The Wanderers were sold to P.J. Doran, owner of the Jubilee Rink in Montreal, and he (obviously) wanted his team to play in his arena; previously the Wanderers shared the Montreal Arena with the Shamrocks and the Victorias. However, the Jubilee Rink only sat about 3,200 people whereas the Montreal Arena could accommodate about 4,300, and another 5,000-6,000 standing-room. The ECHA owners were pissed off because the owners all got cuts of the gate receipts for their away games, and the lower-capacity arena would thus limit their potential earnings. In much the same way as the NHA was later formed because the other owners wanted to freeze out Eddie Livingstone, the ECHA owners formed a new league called the Canadian Hockey Association (CHA) with the purpose of kicking Doran and the Wanderers out. (Ultimately Doran sold the Wanderers to Sam Lichtenhein in 1910 and the Wanderers moved back to the Montreal Arena anyway.

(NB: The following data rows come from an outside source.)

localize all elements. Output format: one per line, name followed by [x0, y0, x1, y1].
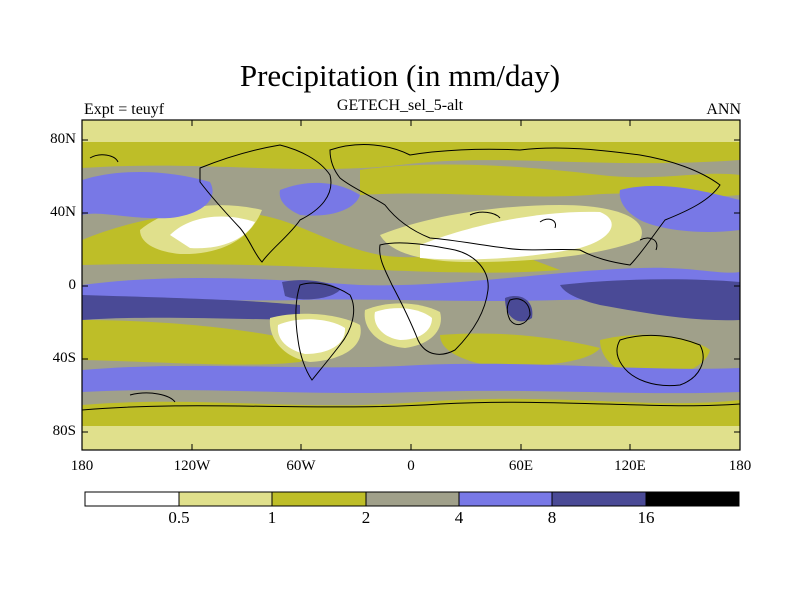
lat-tick-label: 0 — [68, 277, 77, 293]
colorbar-level-label: 16 — [637, 508, 655, 527]
map-subtitle: GETECH_sel_5-alt — [336, 97, 464, 114]
colorbar-swatch-6 — [645, 491, 740, 507]
colorbar-swatch-2 — [271, 491, 367, 507]
lon-tick-label: 180 — [70, 458, 94, 474]
colorbar — [84, 491, 740, 507]
colorbar-swatch-5 — [551, 491, 647, 507]
map-title: Precipitation (in mm/day) — [239, 58, 561, 93]
season-label: ANN — [706, 101, 741, 118]
lat-tick-label: 80N — [50, 131, 76, 147]
experiment-label: Expt = teuyf — [84, 101, 165, 118]
colorbar-level-label: 0.5 — [168, 508, 190, 527]
lat-tick-label: 80S — [52, 423, 76, 439]
lon-tick-label: 60W — [286, 458, 316, 474]
colorbar-swatch-0 — [84, 491, 180, 507]
lon-tick-label: 180 — [728, 458, 752, 474]
coastlines — [82, 144, 740, 411]
precipitation-field — [82, 120, 740, 450]
colorbar-level-label: 4 — [454, 508, 464, 527]
colorbar-swatch-3 — [365, 491, 460, 507]
lat-tick-label: 40S — [52, 350, 76, 366]
colorbar-swatch-4 — [458, 491, 553, 507]
lon-tick-label: 120W — [173, 458, 211, 474]
axis-ticks — [81, 120, 741, 450]
lon-tick-label: 0 — [407, 458, 415, 474]
lat-tick-label: 40N — [50, 204, 76, 220]
colorbar-level-label: 1 — [267, 508, 277, 527]
colorbar-swatch-1 — [178, 491, 273, 507]
colorbar-level-label: 2 — [361, 508, 371, 527]
lon-tick-label: 120E — [614, 458, 646, 474]
lon-tick-label: 60E — [508, 458, 534, 474]
colorbar-level-label: 8 — [547, 508, 557, 527]
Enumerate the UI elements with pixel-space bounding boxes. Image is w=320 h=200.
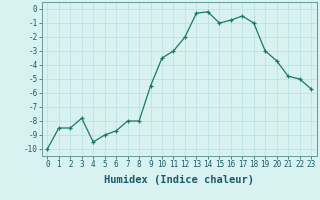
X-axis label: Humidex (Indice chaleur): Humidex (Indice chaleur) [104,175,254,185]
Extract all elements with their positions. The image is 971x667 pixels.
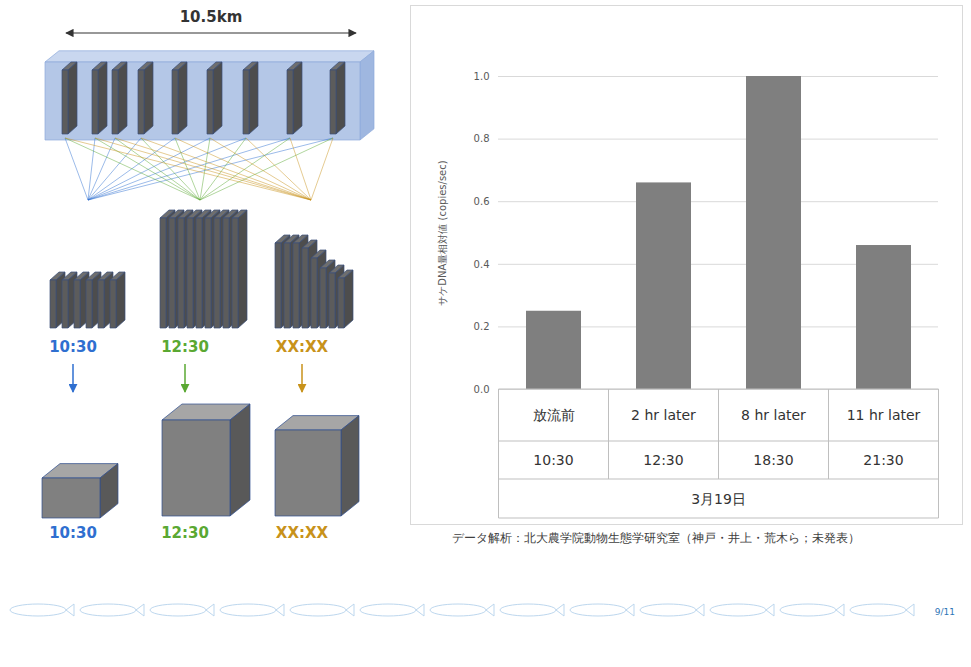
svg-text:2 hr later: 2 hr later	[631, 407, 696, 423]
svg-text:XX:XX: XX:XX	[276, 524, 329, 542]
html-text:データ解析：北大農学院動物生態学研究室（神戸・井上・荒木ら；: データ解析：北大農学院動物生態学研究室（神戸・井上・荒木ら；未発表）	[452, 531, 860, 545]
svg-text:0.6: 0.6	[474, 196, 490, 207]
svg-text:0.8: 0.8	[474, 133, 490, 144]
svg-text:10.5km: 10.5km	[180, 8, 243, 26]
svg-text:1.0: 1.0	[474, 71, 490, 82]
svg-text:10:30: 10:30	[533, 452, 573, 468]
svg-text:8 hr later: 8 hr later	[741, 407, 806, 423]
svg-text:0.2: 0.2	[474, 321, 490, 332]
svg-text:0.0: 0.0	[474, 384, 490, 395]
svg-text:放流前: 放流前	[533, 407, 575, 423]
svg-text:18:30: 18:30	[753, 452, 793, 468]
svg-text:12:30: 12:30	[161, 338, 209, 356]
svg-text:10:30: 10:30	[49, 338, 97, 356]
svg-text:12:30: 12:30	[161, 524, 209, 542]
svg-text:11 hr later: 11 hr later	[847, 407, 921, 423]
svg-text:10:30: 10:30	[49, 524, 97, 542]
svg-text:12:30: 12:30	[643, 452, 683, 468]
svg-text:21:30: 21:30	[863, 452, 903, 468]
svg-text:3月19日: 3月19日	[691, 491, 746, 507]
svg-text:サケDNA量相対値 (copies/sec): サケDNA量相対値 (copies/sec)	[437, 160, 448, 305]
svg-text:9/11: 9/11	[935, 607, 955, 617]
svg-text:XX:XX: XX:XX	[276, 338, 329, 356]
svg-text:0.4: 0.4	[474, 259, 490, 270]
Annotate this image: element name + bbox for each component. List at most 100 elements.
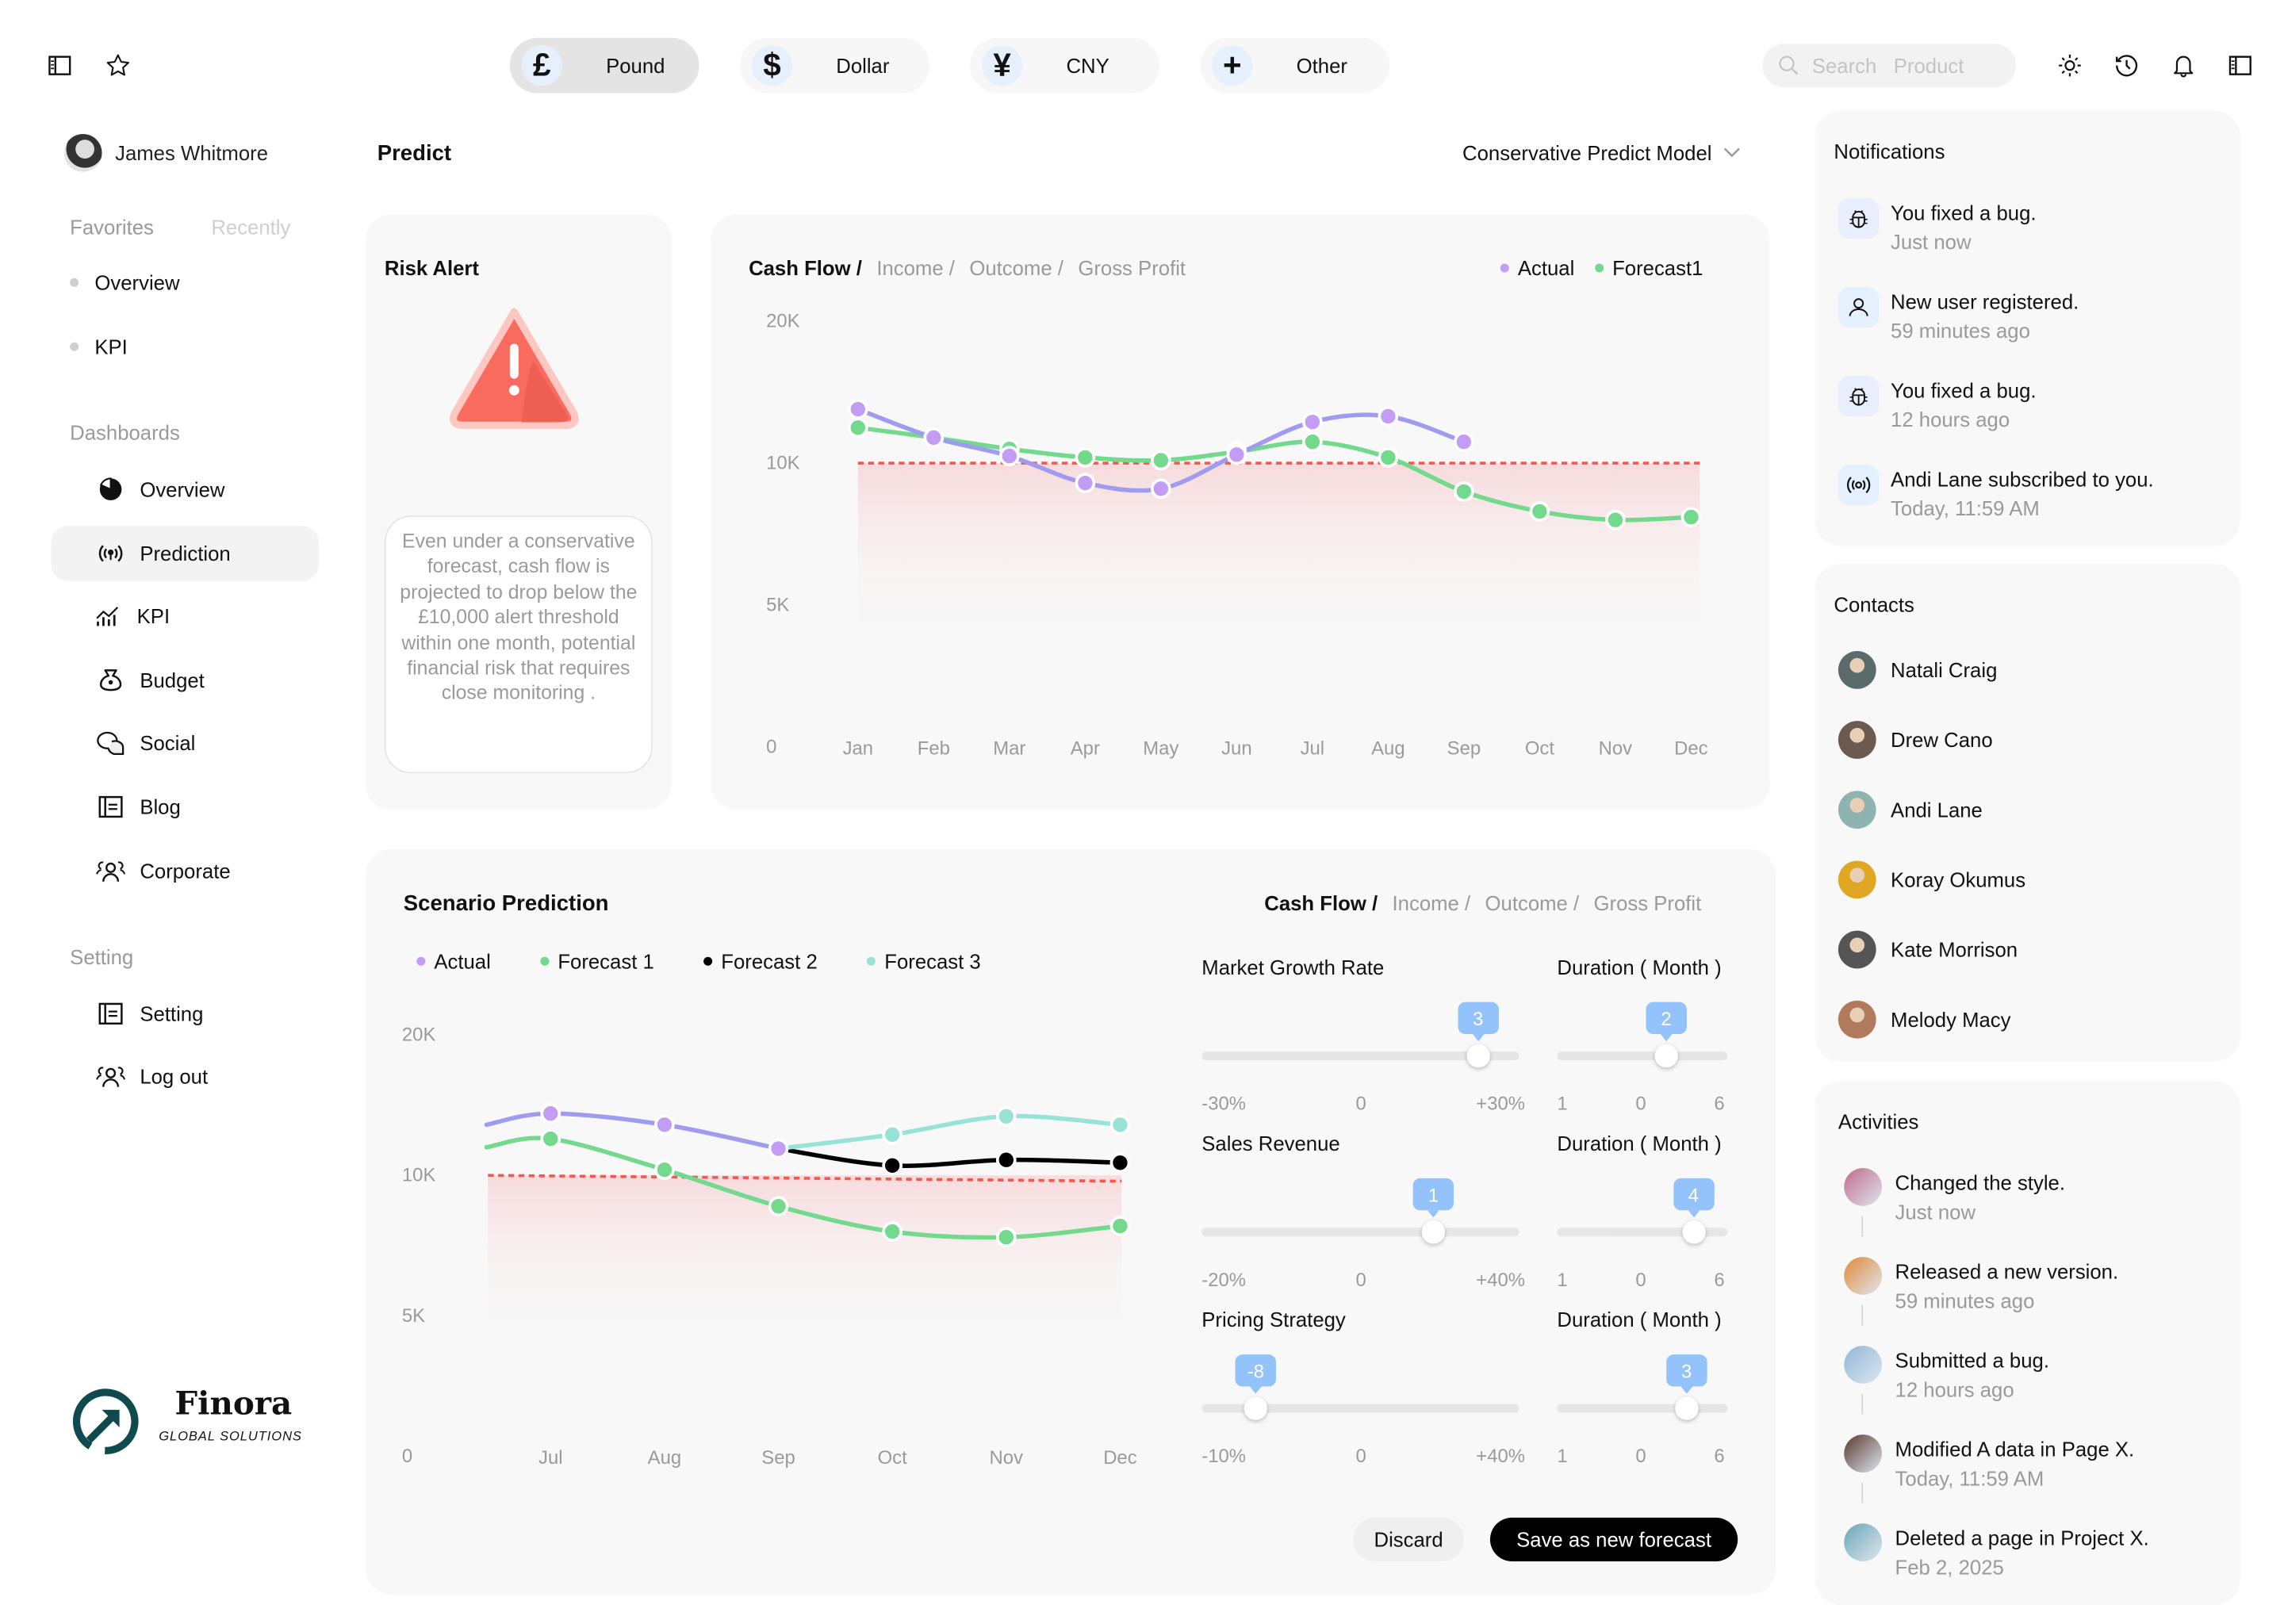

When the Arena burned down in 1918 the Wanderers folded and the Canadiens moved... to the Jubilee Rink, where they played until 1920.
)
The O'Briens wanted their clubs in the small Ontario mining towns of Haileybury, Cobalt and Renfrew to join the CHA, because the CHA was expected to be the top league in the country and they wanted to compete for the Stanley Cup. The CHA owners rebuffed the O'Briens so they went "fine then, we'll start our own league! With blackjack, and hookers!" Doran, still without a league for the Wanderers to play in after being shut out of the CHA, talked to the O'Briens and they started up the NHA.
Early in the CHA and NHA's first seasons Ottawa and the Montreal Shamrocks abandoned CHA and joined the NHA. Quebec Bulldogs moved from the CHA to the NHA in 1910, and the other CHA teams—the francophone
National de Montréal and the All-Montreal Hockey Club—had no one left to play against. The CHA thus folded after only a handful of games played; Le National went back to being an exclusively amateur team in the Montreal senior leagues, and the All-Montreal folded.